The four days of presentations and discussions enriched my understanding of the theory and practice of leadership. In general, I exchanged new and emerging ideas about leadership scholarship, development, and education with scholars from US and foreign institutions. In particular, the four sessions on leadership training with values, engaging leadership through values, exploring leadership in doctoral education, and advances in emotionally intelligent leadership (chaired by Dr. Getz) stood out the most. I received worthwhile feedback on my own paper “The Value of People” presented during a roundtable format.
From the beginning to the end of the conference, the networking opportunities seemed never ending. To name only a few – seeing our own undergraduate team led by Tara Edberg; attending the USD book award presentation to Ira Chaleff; participating in the Youth Leadership Networking Dinner; being a part of exclusive discussions with scholarly giants like Ira Chaleff, Georgia Sorenson, and Gill Hickman; and the many impromptu conversations outside the meeting rooms and conference halls – all building on the conference theme.

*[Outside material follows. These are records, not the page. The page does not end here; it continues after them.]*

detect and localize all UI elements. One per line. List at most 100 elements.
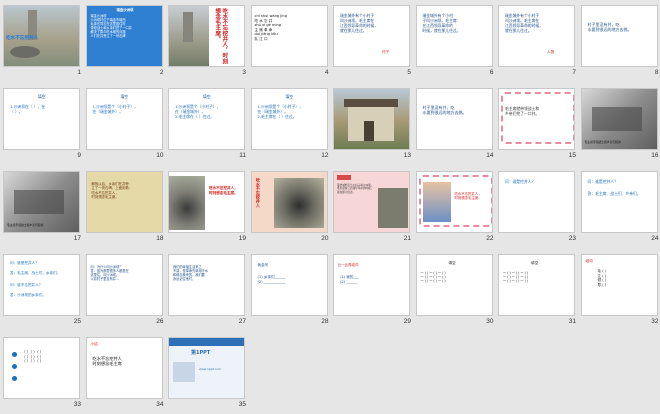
slide-thumbnail[interactable]: 填空 1.沙洲坝是个（小村子）， 在（瑞金城外）。 2.毛主席在（ ）住过。: [168, 88, 245, 150]
well: [10, 46, 40, 58]
slide-thumbnail[interactable]: [333, 88, 410, 150]
slide-text: 瑞金城外有个小村子 叫沙洲坝。毛主席在 江西领导革命的时候， 就在那儿住过。: [340, 13, 378, 33]
slide-thumbnail-cell[interactable]: 瑞金沙洲坝 瑞金沙洲坝 沙洲坝村位于瑞金市城西 毛泽东同志在这里居住时 带领战士和…: [83, 2, 165, 82]
slide-thumbnail-cell[interactable]: 解放以后，乡亲们在井旁 立了一块石碑，上面刻着： 吃水不忘挖井人， 时刻想念毛主…: [83, 168, 165, 248]
slide-thumbnail-cell[interactable]: 填空 1.沙洲坝是个（小村子）， 在（瑞金城外）。 2.毛主席在（ ）住过。 11: [165, 85, 247, 165]
slide-thumbnail[interactable]: 填空 1.沙洲坝是个（小村子）， 在（瑞金城外）。: [85, 88, 163, 150]
slide-thumbnail-cell[interactable]: 问：谁是挖井人？ 答：毛主席、战士们、乡亲们。 24: [578, 168, 660, 248]
slide-thumbnail[interactable]: 填空一 ( ) 一 ( ) 一 ( ) 一 ( ) 一 ( ) 一 ( ) 一 …: [415, 254, 493, 316]
slide-thumbnail[interactable]: 我们的幸福生活来之 不易，是革命先辈用汗水 和鲜血换来的，我们要 永远记住他们。: [168, 254, 245, 316]
slide-thumbnail-cell[interactable]: 小结 吃水不忘挖井人 时刻想念毛主席 34: [83, 334, 165, 414]
slide-thumbnail-cell[interactable]: 吃水不忘挖井人 1: [0, 2, 82, 82]
slide-thumbnail[interactable]: 毛主席带领战士和乡亲们挖井: [580, 88, 658, 150]
slide-thumbnail[interactable]: chī shuǐ wàng jǐng 吃 水 忘 井 zhǔ xí gé mìn…: [250, 5, 328, 67]
slide-thumbnail-cell[interactable]: 第1PPT www.1ppt.com 35: [165, 334, 247, 414]
slide-thumbnail-cell[interactable]: 吃水不忘挖井人，时刻想念毛主席。 3: [165, 2, 247, 82]
slide-thumbnail[interactable]: 瑞金沙洲坝 瑞金沙洲坝 沙洲坝村位于瑞金市城西 毛泽东同志在这里居住时 带领战士和…: [85, 5, 163, 67]
slide-thumbnail-cell[interactable]: 毛主席就带领战士和 乡亲们挖了一口井。 15: [495, 85, 577, 165]
slide-text: 一 ( ) 一 ( ) 一 ( ) 一 ( ) 一 ( ) 一 ( ) 一 ( …: [420, 271, 446, 284]
slide-thumbnail[interactable]: 瑞金城外有个小村 子叫沙洲坝。毛主席 在江西领导革命的 时候，就在那儿住过。: [415, 5, 493, 67]
slide-thumbnail[interactable]: 瑞金城外有个小村子 叫沙洲坝。毛主席在 江西领导革命的时候， 就在那儿住过。 村子: [333, 5, 410, 67]
slide-thumbnail[interactable]: 吃水不忘挖井人， 时刻想念毛主席。: [415, 171, 493, 233]
slide-text: 吃水不忘挖井人: [255, 178, 261, 208]
slide-thumbnail-cell[interactable]: chī shuǐ wàng jǐng 吃 水 忘 井 zhǔ xí gé mìn…: [248, 2, 330, 82]
slide-thumbnail[interactable]: 瑞金城外有个小村子 叫沙洲坝。毛主席在 江西领导革命的时候， 就在那儿住过。 人物: [498, 5, 575, 67]
slide-thumbnail-cell[interactable]: 毛主席带领战士和乡亲们挖井 16: [578, 85, 660, 165]
slide-number: 11: [239, 152, 246, 159]
slide-thumbnail-cell[interactable]: 吃水不忘挖井人， 时刻想念毛主席。 19: [165, 168, 247, 248]
slide-thumbnail-cell[interactable]: 瑞金城外有个小村子 叫沙洲坝。毛主席在 江西领导革命的时候， 就在那儿住过。 村子…: [330, 2, 412, 82]
slide-thumbnail[interactable]: 组词毛 ( ) 江 ( ) 领 ( ) 导 ( ): [580, 254, 658, 316]
slide-thumbnail[interactable]: 吃水不忘挖井人，时刻想念毛主席。: [168, 5, 245, 67]
slide-thumbnail[interactable]: 第1PPT www.1ppt.com: [168, 337, 245, 399]
slide-text: 村子里没有井，吃 水要到很远的地方去挑。: [587, 22, 632, 33]
slide-thumbnail-cell[interactable]: 填空一 ( ) 一 ( ) 一 ( ) 一 ( ) 一 ( ) 一 ( ) 一 …: [495, 251, 577, 331]
slide-thumbnail[interactable]: 吃水不忘挖井人: [250, 171, 328, 233]
slide-thumbnail[interactable]: 问：谁是挖井人？ 答：毛主席、战士们、乡亲们。 问：谁不忘挖井人？ 答：沙洲坝的乡亲们…: [3, 254, 80, 316]
slide-number: 8: [654, 69, 659, 76]
slide-thumbnail[interactable]: 问：为什么叫沙洲坝？ 答：因为那里很多人都是在 这里住，叫沙洲坝。 以前村子里没…: [85, 254, 163, 316]
slide-text: 问：谁不忘挖井人？: [10, 283, 43, 287]
slide-thumbnail-cell[interactable]: 村子里没有井，吃 水要到很远的地方去挑。 8: [578, 2, 660, 82]
slide-thumbnail-cell[interactable]: 填空 1.沙洲坝在（ ），在 （ ）。 9: [0, 85, 82, 165]
slide-thumbnail[interactable]: 问：谁是挖井人？: [498, 171, 575, 233]
slide-thumbnail[interactable]: 比一比再组词 (1) 我的___ (2) ______: [333, 254, 410, 316]
slide-thumbnail-cell[interactable]: 比一比再组词 (1) 我的___ (2) ______ 29: [330, 251, 412, 331]
slide-text: 1.沙洲坝是个（小村子）， 在（瑞金城外）。 2.毛主席在（ ）住过。: [257, 104, 303, 119]
slide-thumbnail[interactable]: 解放以后，乡亲们在井旁 立了一块石碑，上面刻着： 吃水不忘挖井人， 时刻想念毛主…: [85, 171, 163, 233]
slide-thumbnail-cell[interactable]: 问：谁是挖井人？ 23: [495, 168, 577, 248]
slide-thumbnail[interactable]: （ ）（ ）（ ） （ ）（ ）（ ） （ ）（ ）（ ）: [3, 337, 80, 399]
slide-number: 4: [324, 69, 329, 76]
slide-thumbnail-cell[interactable]: 瑞金城外有个小村子叫沙洲坝。 毛主席在江西领导革命的时候， 就在那儿住过。 21: [330, 168, 412, 248]
stone-tablet: [183, 12, 193, 42]
slide-thumbnail-cell[interactable]: 13: [330, 85, 412, 165]
slide-thumbnail-cell[interactable]: 填空 1.沙洲坝是个（小村子）， 在（瑞金城外）。 2.毛主席在（ ）住过。 12: [248, 85, 330, 165]
slide-thumbnail[interactable]: 小结 吃水不忘挖井人 时刻想念毛主席: [85, 337, 163, 399]
slide-text: 问：谁是挖井人？: [505, 179, 536, 184]
slide-thumbnail[interactable]: 吃水不忘挖井人， 时刻想念毛主席。: [168, 171, 245, 233]
slide-thumbnail[interactable]: 村子里没有井，吃 水要到很远的地方去挑。: [580, 5, 658, 67]
slide-thumbnail-cell[interactable]: 填空一 ( ) 一 ( ) 一 ( ) 一 ( ) 一 ( ) 一 ( ) 一 …: [413, 251, 495, 331]
bullet-icon: [12, 376, 17, 381]
slide-thumbnail[interactable]: 村子里没有井，吃 水要到很远的地方去挑。: [415, 88, 493, 150]
slide-text: 第1PPT: [191, 350, 211, 356]
slide-thumbnail-cell[interactable]: 我们的幸福生活来之 不易，是革命先辈用汗水 和鲜血换来的，我们要 永远记住他们。…: [165, 251, 247, 331]
slide-text: 村子里没有井，吃 水要到很远的地方去挑。: [422, 105, 467, 116]
slide-text: 吃水不忘挖井人， 时刻想念毛主席。: [209, 186, 238, 195]
bullet-icon: [12, 364, 17, 369]
slide-text: 瑞金城外有个小村 子叫沙洲坝。毛主席 在江西领导革命的 时候，就在那儿住过。: [422, 13, 461, 33]
tag: [337, 175, 351, 180]
kids-image: [422, 182, 451, 222]
slide-thumbnail[interactable]: 我会写 (1) 乡亲们______ (2) ____________: [250, 254, 328, 316]
slide-number: 12: [321, 152, 329, 159]
banner: [169, 338, 244, 346]
slide-thumbnail-cell[interactable]: 我会写 (1) 乡亲们______ (2) ____________ 28: [248, 251, 330, 331]
slide-thumbnail[interactable]: 瑞金城外有个小村子叫沙洲坝。 毛主席在江西领导革命的时候， 就在那儿住过。: [333, 171, 410, 233]
slide-text: 填空: [120, 94, 129, 99]
slide-thumbnail-cell[interactable]: 村子里没有井，吃 水要到很远的地方去挑。 14: [413, 85, 495, 165]
slide-thumbnail-cell[interactable]: 问：为什么叫沙洲坝？ 答：因为那里很多人都是在 这里住，叫沙洲坝。 以前村子里没…: [83, 251, 165, 331]
slide-text: 我们的幸福生活来之 不易，是革命先辈用汗水 和鲜血换来的，我们要 永远记住他们。: [173, 265, 209, 282]
slide-thumbnail[interactable]: 填空 1.沙洲坝在（ ），在 （ ）。: [3, 88, 80, 150]
slide-thumbnail-cell[interactable]: 吃水不忘挖井人， 时刻想念毛主席。 22: [413, 168, 495, 248]
slide-thumbnail[interactable]: 填空 1.沙洲坝是个（小村子）， 在（瑞金城外）。 2.毛主席在（ ）住过。: [250, 88, 328, 150]
slide-thumbnail[interactable]: 填空一 ( ) 一 ( ) 一 ( ) 一 ( ) 一 ( ) 一 ( ) 一 …: [498, 254, 575, 316]
slide-thumbnail-cell[interactable]: 问：谁是挖井人？ 答：毛主席、战士们、乡亲们。 问：谁不忘挖井人？ 答：沙洲坝的乡亲们…: [0, 251, 82, 331]
slide-thumbnail[interactable]: 问：谁是挖井人？ 答：毛主席、战士们、乡亲们。: [580, 171, 658, 233]
slide-text: 吃水不忘挖井人: [6, 36, 39, 41]
slide-thumbnail-cell[interactable]: 瑞金城外有个小村 子叫沙洲坝。毛主席 在江西领导革命的 时候，就在那儿住过。 6: [413, 2, 495, 82]
slide-thumbnail-cell[interactable]: 瑞金城外有个小村子 叫沙洲坝。毛主席在 江西领导革命的时候， 就在那儿住过。 人物…: [495, 2, 577, 82]
slide-thumbnail-cell[interactable]: 吃水不忘挖井人 20: [248, 168, 330, 248]
slide-thumbnail-cell[interactable]: 组词毛 ( ) 江 ( ) 领 ( ) 导 ( ) 32: [578, 251, 660, 331]
slide-thumbnail-cell[interactable]: 填空 1.沙洲坝是个（小村子）， 在（瑞金城外）。 10: [83, 85, 165, 165]
slide-thumbnail[interactable]: 毛主席带领战士和乡亲们挖井: [3, 171, 80, 233]
slide-number: 1: [77, 69, 81, 76]
slide-thumbnail-cell[interactable]: （ ）（ ）（ ） （ ）（ ）（ ） （ ）（ ）（ ） 33: [0, 334, 82, 414]
slide-text: (1) 我的___ (2) ______: [340, 275, 359, 284]
slide-number: 25: [73, 318, 81, 325]
slide-text: 瑞金城外有个小村子 叫沙洲坝。毛主席在 江西领导革命的时候， 就在那儿住过。: [505, 13, 543, 33]
slide-thumbnail[interactable]: 吃水不忘挖井人: [3, 5, 80, 67]
slide-thumbnail[interactable]: 毛主席就带领战士和 乡亲们挖了一口井。: [498, 88, 575, 150]
slide-thumbnail-cell[interactable]: 毛主席带领战士和乡亲们挖井 17: [0, 168, 82, 248]
slide-text: 组词: [585, 259, 593, 263]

Perhaps the most rewarding experience was connecting with the greater USD family – fellow students, professors, and alumni. The friendships and laughter over food and walks between hotels and the conference center seemed to extend the USD borders and enrich relationships. The USD family has had a global impact -- the USD reputation is extraordinary among scholars and practitioners! As a student and future alum of USD, I am thankful for the opportunity to experience leading across borders and generations and look forward to ILA 2016 in Atlanta!